Maybe it’s all the yellowed papers I’ve gone through to research some recent history-minded stories here, but my heart this holiday season goes back to Christmas Eve in 1944 in war-torn Europe — on a train full of Allied prisoners of war.
The real meaning of this holiday never seemed more clear to me than it did on Page 243 of historian Stephen Ambrose’s book, “Citizen Soldiers.”
This Christmas story concerns Private Vonnegut.
After his fighting group was forced to surrender, the Germans marched the POWs some 60 miles to Limburg.
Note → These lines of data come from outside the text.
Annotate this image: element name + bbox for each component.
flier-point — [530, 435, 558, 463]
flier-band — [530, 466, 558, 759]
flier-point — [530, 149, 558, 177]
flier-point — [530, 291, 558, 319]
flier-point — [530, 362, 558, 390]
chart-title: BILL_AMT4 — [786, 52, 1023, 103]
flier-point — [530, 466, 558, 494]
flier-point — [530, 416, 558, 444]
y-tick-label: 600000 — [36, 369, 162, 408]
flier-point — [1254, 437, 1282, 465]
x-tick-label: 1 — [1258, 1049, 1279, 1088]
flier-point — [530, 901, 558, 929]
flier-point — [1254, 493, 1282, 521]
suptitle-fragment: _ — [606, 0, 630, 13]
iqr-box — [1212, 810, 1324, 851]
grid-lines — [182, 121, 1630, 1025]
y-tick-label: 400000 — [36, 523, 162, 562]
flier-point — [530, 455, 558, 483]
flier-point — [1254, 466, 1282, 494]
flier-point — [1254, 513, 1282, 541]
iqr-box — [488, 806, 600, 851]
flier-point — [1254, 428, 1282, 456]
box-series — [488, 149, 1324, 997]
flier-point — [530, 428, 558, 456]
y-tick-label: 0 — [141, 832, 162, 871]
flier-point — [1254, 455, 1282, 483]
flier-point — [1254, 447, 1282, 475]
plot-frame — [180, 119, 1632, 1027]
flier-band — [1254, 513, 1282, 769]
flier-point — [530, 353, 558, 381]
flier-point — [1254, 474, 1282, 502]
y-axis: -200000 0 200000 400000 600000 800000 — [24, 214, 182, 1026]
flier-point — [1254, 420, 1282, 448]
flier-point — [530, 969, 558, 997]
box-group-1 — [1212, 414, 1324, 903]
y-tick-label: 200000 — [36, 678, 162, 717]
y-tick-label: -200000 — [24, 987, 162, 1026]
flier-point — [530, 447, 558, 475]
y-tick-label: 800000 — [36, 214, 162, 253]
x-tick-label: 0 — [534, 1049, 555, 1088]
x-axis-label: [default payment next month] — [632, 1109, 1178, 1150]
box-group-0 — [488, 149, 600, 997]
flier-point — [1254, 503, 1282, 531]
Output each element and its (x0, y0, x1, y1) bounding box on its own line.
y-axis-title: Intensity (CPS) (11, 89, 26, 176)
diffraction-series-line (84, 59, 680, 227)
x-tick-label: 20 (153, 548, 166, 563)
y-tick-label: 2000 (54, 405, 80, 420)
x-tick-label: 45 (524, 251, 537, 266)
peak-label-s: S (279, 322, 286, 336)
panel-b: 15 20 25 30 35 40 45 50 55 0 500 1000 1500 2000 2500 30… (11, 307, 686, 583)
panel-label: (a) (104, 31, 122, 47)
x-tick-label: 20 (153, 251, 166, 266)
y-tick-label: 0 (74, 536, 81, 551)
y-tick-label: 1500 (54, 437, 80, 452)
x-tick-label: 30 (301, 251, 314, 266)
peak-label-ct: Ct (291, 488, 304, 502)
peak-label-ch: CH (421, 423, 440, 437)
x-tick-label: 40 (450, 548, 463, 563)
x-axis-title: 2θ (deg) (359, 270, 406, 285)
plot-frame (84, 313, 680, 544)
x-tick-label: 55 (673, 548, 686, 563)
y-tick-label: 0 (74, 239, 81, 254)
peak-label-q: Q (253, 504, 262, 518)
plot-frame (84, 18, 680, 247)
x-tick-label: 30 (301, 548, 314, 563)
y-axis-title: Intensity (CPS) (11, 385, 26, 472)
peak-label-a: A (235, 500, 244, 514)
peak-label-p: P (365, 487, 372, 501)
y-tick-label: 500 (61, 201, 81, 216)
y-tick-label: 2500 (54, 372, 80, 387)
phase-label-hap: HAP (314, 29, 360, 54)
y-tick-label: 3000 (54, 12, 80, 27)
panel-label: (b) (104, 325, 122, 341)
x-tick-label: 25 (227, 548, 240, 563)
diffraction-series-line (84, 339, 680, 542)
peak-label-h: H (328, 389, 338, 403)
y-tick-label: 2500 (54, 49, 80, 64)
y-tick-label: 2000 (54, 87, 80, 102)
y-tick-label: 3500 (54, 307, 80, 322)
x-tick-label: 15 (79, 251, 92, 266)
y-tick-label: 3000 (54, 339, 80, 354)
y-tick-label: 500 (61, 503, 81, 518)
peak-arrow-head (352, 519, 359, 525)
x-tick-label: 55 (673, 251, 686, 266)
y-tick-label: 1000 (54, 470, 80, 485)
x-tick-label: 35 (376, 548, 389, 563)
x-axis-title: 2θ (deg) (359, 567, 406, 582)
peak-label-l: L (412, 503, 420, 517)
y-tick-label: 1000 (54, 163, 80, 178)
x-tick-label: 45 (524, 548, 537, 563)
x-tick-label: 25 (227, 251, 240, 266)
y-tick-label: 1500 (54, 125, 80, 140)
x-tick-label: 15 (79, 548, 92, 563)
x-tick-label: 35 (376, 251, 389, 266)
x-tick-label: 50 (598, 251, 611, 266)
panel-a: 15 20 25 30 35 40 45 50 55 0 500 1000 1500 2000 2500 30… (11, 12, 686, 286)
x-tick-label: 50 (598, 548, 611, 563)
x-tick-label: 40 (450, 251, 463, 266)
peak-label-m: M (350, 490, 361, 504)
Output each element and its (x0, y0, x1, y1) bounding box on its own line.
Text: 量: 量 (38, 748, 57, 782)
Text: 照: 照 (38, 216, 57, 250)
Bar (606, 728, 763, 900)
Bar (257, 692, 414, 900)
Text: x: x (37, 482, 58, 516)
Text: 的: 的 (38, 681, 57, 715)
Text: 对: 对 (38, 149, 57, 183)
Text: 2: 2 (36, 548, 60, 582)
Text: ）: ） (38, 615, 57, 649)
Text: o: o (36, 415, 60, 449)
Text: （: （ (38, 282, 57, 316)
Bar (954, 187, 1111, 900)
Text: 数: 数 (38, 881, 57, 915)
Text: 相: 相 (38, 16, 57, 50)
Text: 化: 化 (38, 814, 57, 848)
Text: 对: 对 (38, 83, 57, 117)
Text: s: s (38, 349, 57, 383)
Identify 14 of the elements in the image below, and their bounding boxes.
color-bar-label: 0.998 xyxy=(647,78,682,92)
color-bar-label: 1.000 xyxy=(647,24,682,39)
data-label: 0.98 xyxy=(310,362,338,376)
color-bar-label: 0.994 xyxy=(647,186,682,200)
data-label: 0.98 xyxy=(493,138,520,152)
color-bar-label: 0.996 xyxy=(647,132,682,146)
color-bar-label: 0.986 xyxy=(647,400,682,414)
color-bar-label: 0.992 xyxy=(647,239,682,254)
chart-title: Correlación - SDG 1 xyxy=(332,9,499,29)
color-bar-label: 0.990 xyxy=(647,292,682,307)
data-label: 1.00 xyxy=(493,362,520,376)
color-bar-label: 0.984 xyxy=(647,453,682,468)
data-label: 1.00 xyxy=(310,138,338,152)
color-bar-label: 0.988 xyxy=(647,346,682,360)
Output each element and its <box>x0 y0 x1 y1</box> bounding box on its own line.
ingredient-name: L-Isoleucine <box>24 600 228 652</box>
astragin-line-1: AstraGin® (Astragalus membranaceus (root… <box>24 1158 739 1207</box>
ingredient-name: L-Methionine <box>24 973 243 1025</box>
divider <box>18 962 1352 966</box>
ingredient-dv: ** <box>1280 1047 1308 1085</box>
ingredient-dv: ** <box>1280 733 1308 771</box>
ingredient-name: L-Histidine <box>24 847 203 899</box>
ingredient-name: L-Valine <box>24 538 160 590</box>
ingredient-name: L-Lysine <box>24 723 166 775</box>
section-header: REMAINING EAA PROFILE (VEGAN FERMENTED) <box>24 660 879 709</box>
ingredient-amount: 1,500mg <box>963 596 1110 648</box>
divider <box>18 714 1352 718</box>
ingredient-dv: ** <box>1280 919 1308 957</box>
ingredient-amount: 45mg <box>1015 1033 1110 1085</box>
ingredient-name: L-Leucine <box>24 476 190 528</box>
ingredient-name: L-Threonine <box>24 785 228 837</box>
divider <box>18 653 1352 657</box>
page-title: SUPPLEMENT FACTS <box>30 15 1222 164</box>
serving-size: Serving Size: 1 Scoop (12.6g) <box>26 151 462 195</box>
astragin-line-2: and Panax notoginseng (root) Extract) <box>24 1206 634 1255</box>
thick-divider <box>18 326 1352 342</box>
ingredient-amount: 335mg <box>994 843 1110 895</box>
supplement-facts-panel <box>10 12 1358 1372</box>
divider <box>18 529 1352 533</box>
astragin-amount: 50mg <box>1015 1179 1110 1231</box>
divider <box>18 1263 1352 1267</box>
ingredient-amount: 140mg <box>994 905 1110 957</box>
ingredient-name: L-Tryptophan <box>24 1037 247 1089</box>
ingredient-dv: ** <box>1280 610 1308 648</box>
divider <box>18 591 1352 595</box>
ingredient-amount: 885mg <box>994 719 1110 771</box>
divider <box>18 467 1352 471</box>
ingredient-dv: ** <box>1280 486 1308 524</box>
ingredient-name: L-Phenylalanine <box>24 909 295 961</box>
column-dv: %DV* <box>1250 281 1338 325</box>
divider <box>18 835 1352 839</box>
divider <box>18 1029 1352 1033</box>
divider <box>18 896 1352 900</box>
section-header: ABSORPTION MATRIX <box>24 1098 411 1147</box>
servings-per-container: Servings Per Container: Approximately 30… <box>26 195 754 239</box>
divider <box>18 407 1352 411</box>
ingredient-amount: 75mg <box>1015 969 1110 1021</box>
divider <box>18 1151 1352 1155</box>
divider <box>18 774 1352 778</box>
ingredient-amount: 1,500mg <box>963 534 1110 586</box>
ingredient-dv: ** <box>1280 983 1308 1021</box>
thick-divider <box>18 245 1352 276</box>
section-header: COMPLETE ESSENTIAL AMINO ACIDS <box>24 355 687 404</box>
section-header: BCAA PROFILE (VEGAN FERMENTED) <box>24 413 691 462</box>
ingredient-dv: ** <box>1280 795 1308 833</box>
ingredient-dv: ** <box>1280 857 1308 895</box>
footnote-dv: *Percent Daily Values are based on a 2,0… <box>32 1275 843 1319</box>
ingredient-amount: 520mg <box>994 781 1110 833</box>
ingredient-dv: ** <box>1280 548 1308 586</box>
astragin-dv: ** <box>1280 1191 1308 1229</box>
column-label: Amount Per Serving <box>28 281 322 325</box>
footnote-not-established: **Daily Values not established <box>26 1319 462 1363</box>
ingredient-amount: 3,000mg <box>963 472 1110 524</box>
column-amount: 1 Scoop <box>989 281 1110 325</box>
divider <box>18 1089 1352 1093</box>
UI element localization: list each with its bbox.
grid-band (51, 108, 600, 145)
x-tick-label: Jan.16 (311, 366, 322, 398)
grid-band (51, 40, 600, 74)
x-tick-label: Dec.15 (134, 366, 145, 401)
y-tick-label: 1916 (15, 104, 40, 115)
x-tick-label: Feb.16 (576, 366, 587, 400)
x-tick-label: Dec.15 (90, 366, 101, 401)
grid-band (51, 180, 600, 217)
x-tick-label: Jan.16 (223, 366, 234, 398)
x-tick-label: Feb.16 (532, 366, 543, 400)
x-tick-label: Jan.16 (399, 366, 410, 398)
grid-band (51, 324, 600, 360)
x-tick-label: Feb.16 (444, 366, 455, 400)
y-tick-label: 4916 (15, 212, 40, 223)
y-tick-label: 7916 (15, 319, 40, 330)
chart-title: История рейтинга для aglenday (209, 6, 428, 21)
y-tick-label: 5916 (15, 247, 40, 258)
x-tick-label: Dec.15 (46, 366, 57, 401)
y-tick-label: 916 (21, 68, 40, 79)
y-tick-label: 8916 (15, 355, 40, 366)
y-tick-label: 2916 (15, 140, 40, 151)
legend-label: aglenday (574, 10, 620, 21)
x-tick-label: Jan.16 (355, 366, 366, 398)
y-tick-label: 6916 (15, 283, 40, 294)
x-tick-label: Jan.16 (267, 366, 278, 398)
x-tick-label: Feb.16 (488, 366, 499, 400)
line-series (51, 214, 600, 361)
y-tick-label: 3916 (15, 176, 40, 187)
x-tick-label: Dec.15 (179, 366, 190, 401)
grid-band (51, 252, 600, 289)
There, they were marched to railroad yards and loaded on to 40-and-8s, French rail cars from World War I designed to hold 40 men or eight horses.
There was no water, food or sleep, Ambrose wrote.
In Vonnegut’s car, half the men had to stand so the other half could sleep.
There they stayed for days, according to Ambrose.
In one of those cars, a man began singing.
“He obviously had a trained voice; he was a superb tenor,” Private George Zak recalled.
He sang “Silent Night.”
Soon, others in the car took up the song.
It spread through the cars.
The German guards even joined in.
But suddenly, in the middle of the song, the air-raid siren went off. The Royal Air Force started bombing the train, not knowing it carried Allied prisoners of war.
Many men died.
Eventually the bombing stopped.
“Hey,” someone called out from one of the railroad cars. “Hey, tenor, give us some more.”
A voice from the other end of the car responded: “He ain’t here. He got killed.”
“So it went on the Western Front during the Christmas season of 1944,” Ambrose wrote.
With brave Americans again giving life and limb, this story is particularly timely, and should give us all pause as we have the free voices to sing “Silent Night.”